Langsung saja, inilah 7 Peringatan Penting Dalam Kekristenan Berdasarkan 1 Korintus 6

Nomor 1: Kenalilah Siapa Dirimu

Jemaat Korintus dengan segala kelebihannya, juga memiliki masalah yang sangat banyak, dan masalah yang terjadi di jemaat Korintus terus meningkat. Kasus-kasus seperti perzinahan dengan istri ayah terjadi di Korintus (ps. 5). Ditambah lagi kasus dimana sesama orang Kristen saling menggugat satu sama lain yang seharusnya dapat diselesaikan dalam kasih Kristus.
Di ayat 1, Rasul Paulus sangat heran ketika mendengar bahwa anggota gereja Tuhan di kota Korintus mendakwa sesama mereka dan mencari keadilan kepada orang-orang yang tidak benar (tidak mengenal Tuhan Yesus). Begitu herannya Paulus, sehingga ia menuliskan ‘berani mencari keadilan….’. dalam terjemahan KJV dituliskan dalam bentuk pertanyaan ‘dare any of you….?’
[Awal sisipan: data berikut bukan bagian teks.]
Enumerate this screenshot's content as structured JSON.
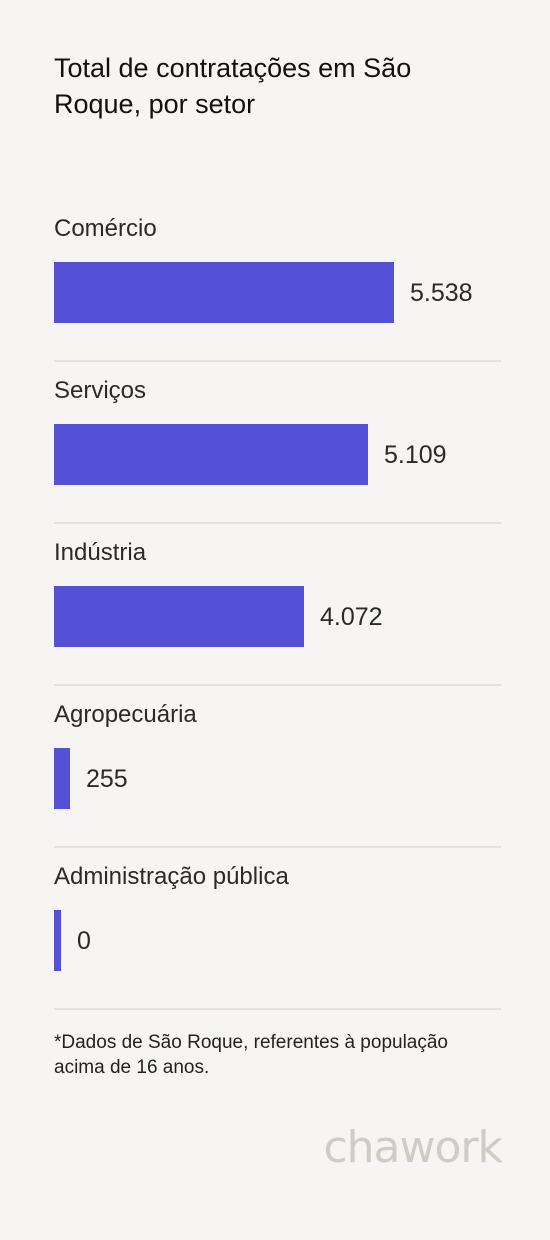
{
  "chart_data": {
    "type": "bar",
    "orientation": "horizontal",
    "title": "Total de contratações em São Roque, por setor",
    "categories": [
      "Comércio",
      "Serviços",
      "Indústria",
      "Agropecuária",
      "Administração pública"
    ],
    "values": [
      5538,
      5109,
      4072,
      255,
      0
    ],
    "value_labels": [
      "5.538",
      "5.109",
      "4.072",
      "255",
      "0"
    ],
    "bar_color": "#5551d6"
  },
  "footnote": "*Dados de São Roque, referentes à população acima de 16 anos.",
  "logo_text": "chawork"
}
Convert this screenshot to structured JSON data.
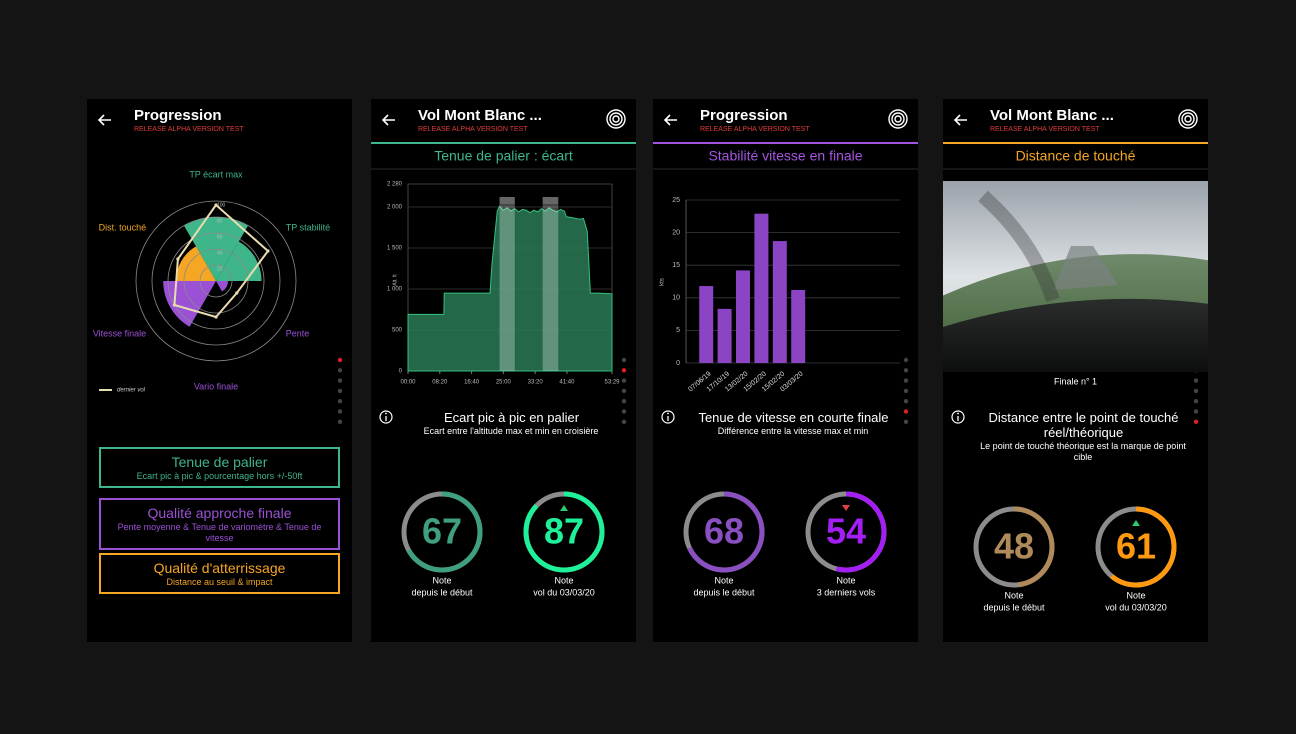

Maksudnya bagaimana kamu begitu berani untuk melakukan hal yang sama sekali tercela pada pemandangan Tuhan dengan menggugat satu sama lain di pertontonkan di muka dunia.
Paulus di sini bukan bermaksud mencela badan pengadilan non Kristen, tetapi ia melihat bahwa sikap perselisihan dari orang Kristen di Korintus adalah suatu gejala dari hal yang lebih penting yakni tidak mengerti dan tidak menghidupi Firman. Mereka sudah kehilangan perspektif sebagai anak-anak Tuhan. Jemaat Tuhan di kota Korintus tidak memancarkan terang Kristus di tengah kegelapan yang ada di kota tersebut. Kehidupan orang Kristen (anak Tuhan) seharusnya ada dalam damai dengan sesama (Roma 12:18).
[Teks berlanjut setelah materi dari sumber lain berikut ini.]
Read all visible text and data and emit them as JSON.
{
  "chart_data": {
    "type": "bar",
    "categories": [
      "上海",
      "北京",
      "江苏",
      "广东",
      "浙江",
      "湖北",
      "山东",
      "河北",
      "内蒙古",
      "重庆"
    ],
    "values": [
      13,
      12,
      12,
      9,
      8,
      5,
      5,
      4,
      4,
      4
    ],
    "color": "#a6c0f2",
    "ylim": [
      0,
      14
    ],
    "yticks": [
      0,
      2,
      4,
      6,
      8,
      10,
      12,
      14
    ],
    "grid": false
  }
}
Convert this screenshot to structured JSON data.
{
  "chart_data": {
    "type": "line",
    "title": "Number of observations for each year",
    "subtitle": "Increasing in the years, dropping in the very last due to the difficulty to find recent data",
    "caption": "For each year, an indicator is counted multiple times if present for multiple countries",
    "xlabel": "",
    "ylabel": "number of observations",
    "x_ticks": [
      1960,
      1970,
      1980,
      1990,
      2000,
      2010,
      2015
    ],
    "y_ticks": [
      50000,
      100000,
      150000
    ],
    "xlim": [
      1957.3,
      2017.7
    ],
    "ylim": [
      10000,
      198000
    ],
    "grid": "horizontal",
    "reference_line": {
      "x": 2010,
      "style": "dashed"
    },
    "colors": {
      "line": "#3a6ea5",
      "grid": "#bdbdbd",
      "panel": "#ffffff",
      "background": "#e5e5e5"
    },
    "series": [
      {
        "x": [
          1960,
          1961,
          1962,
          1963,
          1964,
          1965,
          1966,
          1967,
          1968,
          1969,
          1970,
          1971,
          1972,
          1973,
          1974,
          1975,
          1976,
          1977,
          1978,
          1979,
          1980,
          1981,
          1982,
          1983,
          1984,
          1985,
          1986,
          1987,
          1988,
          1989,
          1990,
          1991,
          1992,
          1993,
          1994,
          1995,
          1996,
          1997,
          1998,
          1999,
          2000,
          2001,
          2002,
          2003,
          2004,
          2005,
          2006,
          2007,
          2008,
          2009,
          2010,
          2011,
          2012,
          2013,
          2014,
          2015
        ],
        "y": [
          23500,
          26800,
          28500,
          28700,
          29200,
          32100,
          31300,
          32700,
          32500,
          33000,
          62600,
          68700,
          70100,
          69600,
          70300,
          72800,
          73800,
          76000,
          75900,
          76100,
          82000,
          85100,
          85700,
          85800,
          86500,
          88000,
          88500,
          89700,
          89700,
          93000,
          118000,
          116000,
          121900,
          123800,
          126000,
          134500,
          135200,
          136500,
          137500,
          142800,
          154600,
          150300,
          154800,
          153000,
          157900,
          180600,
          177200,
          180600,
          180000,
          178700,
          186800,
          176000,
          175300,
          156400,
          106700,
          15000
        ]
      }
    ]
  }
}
Jika kita mengerti dan menghidupi Firman, apakah mungkin terjadi saling menggugat di antara sesama orang percaya?
Yesus memberikan perintah di dalam Yohanes 13:35:” Dengan demikian semua orang akan tahu, bahwa kamu adalah murid-murid-Ku, yaitu jikalau kamu saling mengasihi.” Inilah yang seharusnya menjadi ciri khas kita sebagai murid Kristus yaitu jika kita saling mengasihi. Kita harus menyadari bahwa Tuhan memanggil kita supaya kita berbeda dengan dunia. Jika dunia saling membenci, maka murid Kristus seharusnya saling mengasihi. Jika perselisihan terjadi maka harus bisa diselesaikan secara internal.
Mengapa Paulus melarang orang Kristen mencari keadilan pada orang-orang yang tidak benar?
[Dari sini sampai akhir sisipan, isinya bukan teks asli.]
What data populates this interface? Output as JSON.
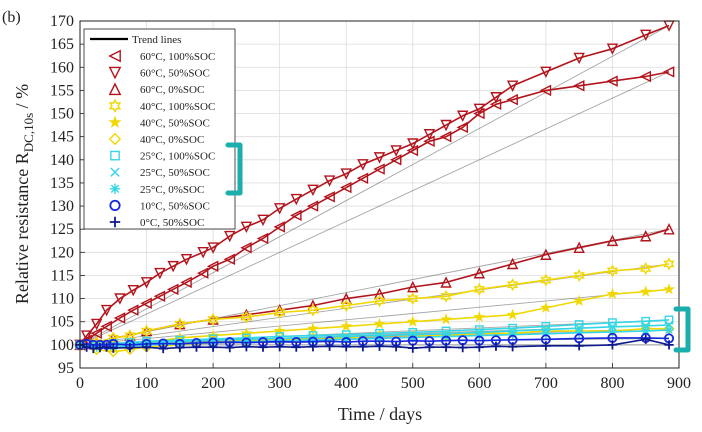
{
  "chart_data": {
    "type": "line",
    "panel_label": "(b)",
    "xlabel": "Time / days",
    "ylabel_main": "Relative resistance R",
    "ylabel_sub": "DC,10s",
    "ylabel_unit": " / %",
    "xlim": [
      0,
      900
    ],
    "ylim": [
      95,
      170
    ],
    "xticks": [
      0,
      100,
      200,
      300,
      400,
      500,
      600,
      700,
      800,
      900
    ],
    "yticks": [
      95,
      100,
      105,
      110,
      115,
      120,
      125,
      130,
      135,
      140,
      145,
      150,
      155,
      160,
      165,
      170
    ],
    "grid": true,
    "legend_position": "top-left",
    "legend_title": "Trend lines",
    "series": [
      {
        "name": "60°C, 100%SOC",
        "marker": "triangle-left",
        "color": "#b3141c",
        "x": [
          0,
          10,
          25,
          40,
          60,
          80,
          100,
          120,
          140,
          160,
          185,
          200,
          225,
          250,
          275,
          300,
          325,
          350,
          375,
          400,
          425,
          450,
          475,
          500,
          525,
          550,
          575,
          600,
          625,
          650,
          700,
          750,
          800,
          850,
          885
        ],
        "y": [
          100,
          101,
          102.5,
          104,
          105.8,
          107.5,
          109,
          110.5,
          112,
          113.5,
          115.5,
          117,
          118.5,
          121,
          123,
          125.5,
          128,
          130,
          132,
          134,
          136,
          138,
          140,
          142,
          144,
          145,
          147,
          150,
          152,
          153,
          155,
          156,
          157,
          158,
          159
        ]
      },
      {
        "name": "60°C, 50%SOC",
        "marker": "triangle-down",
        "color": "#b3141c",
        "x": [
          0,
          10,
          25,
          40,
          60,
          80,
          100,
          120,
          140,
          160,
          185,
          200,
          225,
          250,
          275,
          300,
          325,
          350,
          375,
          400,
          425,
          450,
          475,
          500,
          525,
          550,
          575,
          600,
          625,
          650,
          700,
          750,
          800,
          850,
          885
        ],
        "y": [
          100,
          102,
          104.5,
          107.5,
          110,
          111.8,
          113.5,
          115.5,
          117,
          118.5,
          120,
          121,
          123.5,
          125.5,
          127,
          129.5,
          131.5,
          133.5,
          135.5,
          137,
          139,
          140.5,
          142,
          143.5,
          145.5,
          147.5,
          149.5,
          151,
          153.5,
          156,
          159,
          162,
          164,
          167,
          169
        ]
      },
      {
        "name": "60°C, 0%SOC",
        "marker": "triangle-up",
        "color": "#b3141c",
        "x": [
          0,
          25,
          50,
          75,
          100,
          150,
          200,
          250,
          300,
          350,
          400,
          450,
          500,
          550,
          600,
          650,
          700,
          750,
          800,
          850,
          885
        ],
        "y": [
          100,
          100.5,
          101.5,
          102,
          103,
          104.5,
          105.5,
          106.5,
          107.5,
          108.5,
          110,
          111,
          112.5,
          113.5,
          115.5,
          117.5,
          119.5,
          121,
          122.5,
          123.5,
          125
        ]
      },
      {
        "name": "40°C, 100%SOC",
        "marker": "hexagram",
        "color": "#f0d800",
        "x": [
          0,
          25,
          50,
          75,
          100,
          150,
          200,
          250,
          300,
          350,
          400,
          450,
          500,
          550,
          600,
          650,
          700,
          750,
          800,
          850,
          885
        ],
        "y": [
          100,
          100.5,
          101.5,
          102,
          103,
          104.5,
          105.5,
          106,
          107,
          107.5,
          108.5,
          109.5,
          110,
          110.5,
          112,
          113,
          114,
          115,
          116,
          116.5,
          117.5
        ]
      },
      {
        "name": "40°C, 50%SOC",
        "marker": "pentagram",
        "color": "#f0d800",
        "x": [
          0,
          25,
          50,
          75,
          100,
          150,
          200,
          250,
          300,
          350,
          400,
          450,
          500,
          550,
          600,
          650,
          700,
          750,
          800,
          850,
          885
        ],
        "y": [
          100,
          99.5,
          99.5,
          100,
          100.5,
          101.5,
          102,
          102.5,
          103,
          103.5,
          104,
          104.5,
          105,
          105.5,
          106,
          106.5,
          108,
          109.5,
          111,
          111.5,
          112
        ]
      },
      {
        "name": "40°C, 0%SOC",
        "marker": "diamond",
        "color": "#f0d800",
        "x": [
          0,
          25,
          50,
          75,
          100,
          150,
          200,
          250,
          300,
          350,
          400,
          450,
          500,
          550,
          600,
          650,
          700,
          750,
          800,
          850,
          885
        ],
        "y": [
          100,
          99,
          98.5,
          99,
          99.5,
          100,
          100.5,
          101,
          101,
          101.5,
          101.5,
          102,
          102,
          102,
          102.5,
          102.5,
          103,
          103,
          103,
          103.5,
          103.5
        ]
      },
      {
        "name": "25°C, 100%SOC",
        "marker": "square",
        "color": "#33d6e6",
        "x": [
          0,
          25,
          50,
          75,
          100,
          150,
          200,
          250,
          300,
          350,
          400,
          450,
          500,
          550,
          600,
          650,
          700,
          750,
          800,
          850,
          885
        ],
        "y": [
          100,
          100,
          100.3,
          100.5,
          100.8,
          101,
          101.3,
          101.5,
          101.8,
          102,
          102.2,
          102.5,
          102.7,
          103,
          103.3,
          103.6,
          104,
          104.4,
          104.8,
          105.1,
          105.4
        ]
      },
      {
        "name": "25°C, 50%SOC",
        "marker": "x",
        "color": "#33d6e6",
        "x": [
          0,
          25,
          50,
          75,
          100,
          150,
          200,
          250,
          300,
          350,
          400,
          450,
          500,
          550,
          600,
          650,
          700,
          750,
          800,
          850,
          885
        ],
        "y": [
          100,
          99.8,
          100,
          100.2,
          100.4,
          100.7,
          101,
          101.2,
          101.4,
          101.6,
          101.8,
          102,
          102.2,
          102.4,
          102.7,
          103,
          103.3,
          103.6,
          103.9,
          104.1,
          104.3
        ]
      },
      {
        "name": "25°C, 0%SOC",
        "marker": "asterisk",
        "color": "#33d6e6",
        "x": [
          0,
          25,
          50,
          75,
          100,
          150,
          200,
          250,
          300,
          350,
          400,
          450,
          500,
          550,
          600,
          650,
          700,
          750,
          800,
          850,
          885
        ],
        "y": [
          100,
          99.5,
          99.6,
          99.8,
          100,
          100.2,
          100.5,
          100.7,
          100.9,
          101,
          101.2,
          101.4,
          101.6,
          101.8,
          102,
          102.2,
          102.4,
          102.6,
          102.8,
          103,
          103.2
        ]
      },
      {
        "name": "10°C, 50%SOC",
        "marker": "circle",
        "color": "#1428e0",
        "x": [
          0,
          10,
          20,
          30,
          40,
          50,
          75,
          100,
          125,
          150,
          175,
          200,
          225,
          250,
          275,
          300,
          325,
          350,
          375,
          400,
          425,
          450,
          475,
          500,
          525,
          550,
          575,
          600,
          625,
          650,
          700,
          750,
          800,
          850,
          885
        ],
        "y": [
          100,
          100.2,
          100,
          100,
          100,
          100.2,
          100,
          100.2,
          100.3,
          100.2,
          100.4,
          100.5,
          100.6,
          100.5,
          100.6,
          100.7,
          100.6,
          100.7,
          100.8,
          100.6,
          100.8,
          100.8,
          100.7,
          100.9,
          100.8,
          100.9,
          101,
          100.9,
          101,
          101.1,
          101.2,
          101.4,
          101.5,
          101.5,
          101.4
        ]
      },
      {
        "name": "0°C, 50%SOC",
        "marker": "plus",
        "color": "#0d1a8c",
        "x": [
          0,
          10,
          20,
          30,
          40,
          50,
          75,
          100,
          125,
          150,
          175,
          200,
          225,
          250,
          275,
          300,
          325,
          350,
          375,
          400,
          425,
          450,
          475,
          500,
          525,
          550,
          575,
          600,
          625,
          650,
          700,
          750,
          800,
          850,
          885
        ],
        "y": [
          100,
          99.5,
          99.2,
          99.4,
          99.5,
          99.3,
          99.4,
          99.5,
          99.2,
          99.4,
          99.5,
          99.5,
          99.4,
          99.6,
          99.5,
          99.6,
          99.5,
          99.6,
          99.7,
          99.6,
          99.6,
          99.7,
          99.6,
          99.3,
          99.5,
          99.5,
          99.4,
          99.5,
          99.7,
          99.6,
          99.8,
          99.8,
          100,
          101.2,
          100
        ]
      }
    ],
    "trend_lines": [
      {
        "name": "60°C, 100%SOC",
        "x": [
          0,
          885
        ],
        "y": [
          100,
          159
        ]
      },
      {
        "name": "60°C, 50%SOC",
        "x": [
          0,
          885
        ],
        "y": [
          100,
          169
        ]
      },
      {
        "name": "60°C, 0%SOC",
        "x": [
          0,
          885
        ],
        "y": [
          100,
          125
        ]
      },
      {
        "name": "40°C, 100%SOC",
        "x": [
          0,
          885
        ],
        "y": [
          100,
          117.5
        ]
      },
      {
        "name": "40°C, 50%SOC",
        "x": [
          0,
          885
        ],
        "y": [
          100,
          112
        ]
      },
      {
        "name": "40°C, 0%SOC",
        "x": [
          0,
          885
        ],
        "y": [
          100,
          103.5
        ]
      },
      {
        "name": "25°C, 100%SOC",
        "x": [
          0,
          885
        ],
        "y": [
          100,
          105.4
        ]
      },
      {
        "name": "25°C, 50%SOC",
        "x": [
          0,
          885
        ],
        "y": [
          100,
          104.3
        ]
      },
      {
        "name": "25°C, 0%SOC",
        "x": [
          0,
          885
        ],
        "y": [
          100,
          103.2
        ]
      },
      {
        "name": "10°C, 50%SOC",
        "x": [
          0,
          885
        ],
        "y": [
          100,
          101.4
        ]
      },
      {
        "name": "0°C, 50%SOC",
        "x": [
          0,
          885
        ],
        "y": [
          100,
          100
        ]
      }
    ],
    "brackets": [
      {
        "name": "legend-low-temperature-group",
        "color": "#1aaead"
      },
      {
        "name": "curves-low-temperature-group",
        "color": "#1aaead"
      }
    ]
  }
}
1. Karena orang yang tidak percaya tidak memiliki peraturan-peraturan yang suci dan adil dalam menyelesaikan perselisihan menurut dasar Kekristenan (ay 6)
2. Meminta dan mencari keadilan pada orang yang tidak benar, merendahkan/memalukan kekristenan. (ay 5)
3. Karena orang kuduslah yang akan menghakimi dunia dan malaikat (ay 2, 3), sebab itu masalah perselisihan yang merupakan masalah sepele, masakan tidak dapat diatasi oleh anak-anak Tuhan bahkan yang paling sederhana sekalipun di dalam jemaat Tuhan (ay. 4)?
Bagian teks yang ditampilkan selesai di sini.